Loblaws to stop making products with microbeads by 2018

Loblaws says that by the end of 2018, it will stop using triclosan, phthalates or microbeads in the household and cosmetic products it manufactures.

Company says it will also phase out use of triclosan, phthalates in household items and cosmetics

There's a growing movement to label tiny plastic microbeads as toxic substances since they so easily enter the food chain and can never exit it. (CBC)

Loblaws says that by the end of 2018, it will stop using triclosan, phthalates or microbeads in the household and cosmetic products it manufactures.

Triclosan, found in antibacterial soaps and body washes, toothpaste and some cosmetic products, is believed to contribute to antibiotic resistance as it becomes increasingly prevalent in the environment.

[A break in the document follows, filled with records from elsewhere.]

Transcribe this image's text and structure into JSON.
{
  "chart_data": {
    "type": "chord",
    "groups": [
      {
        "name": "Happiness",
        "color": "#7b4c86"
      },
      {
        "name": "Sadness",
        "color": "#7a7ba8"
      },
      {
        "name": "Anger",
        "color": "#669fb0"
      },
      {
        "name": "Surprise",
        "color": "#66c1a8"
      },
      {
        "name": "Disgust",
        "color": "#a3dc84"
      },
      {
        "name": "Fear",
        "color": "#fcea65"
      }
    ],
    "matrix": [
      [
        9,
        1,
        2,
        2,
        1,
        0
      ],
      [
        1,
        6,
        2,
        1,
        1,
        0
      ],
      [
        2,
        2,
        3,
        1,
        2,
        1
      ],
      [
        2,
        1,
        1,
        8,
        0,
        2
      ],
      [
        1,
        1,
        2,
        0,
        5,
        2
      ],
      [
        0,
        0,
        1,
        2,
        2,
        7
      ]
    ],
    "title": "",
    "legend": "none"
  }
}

Phthalates are chemicals used to add fragrance to products like soaps, shampoos, body washes, hairsprays and nail polishes, and to soften plastics. There are concerns that they may interfere with the body's endocrine system.

Microbeads are commonly used in facial and body scrubs, but are so tiny that they aren't captured by water-treatment systems, so end up in lakes and river. They also resemble fish eggs, which means they are often consumed by other fish, possibly leading to death when they get lodged in their bodies.

"Microbeads create a lifecycle issue for our organization," Loblaws president Galen Weston said. "We sell skin care with microbeads. We sell fish. And, in an odd twist, our beauty products may ultimately impact our commitment to sustainable seafood."

Weston said the grocery giant is working to remove the ingredients from all of its Life Brand and President's Choice products over the next three years.

Weston said in a statement that emerging science and public opinion suggest a measured move away from those ingredients is prudent.

At least one environmentalist praised the company.

"Around the world, scientific evidence is accumulating that these ingredients could be a problem for environmental and human health," said Rick Smith, co-author of two bestselling books on the health effects of pollution and toxic chemicals. "When … Loblaw puts a stake in the ground on an issue like this, it enables real change. This decision to create an ongoing process that reexamines the ingredients within their supply chain, highlights their commitment to protecting the health of consumers and the environment."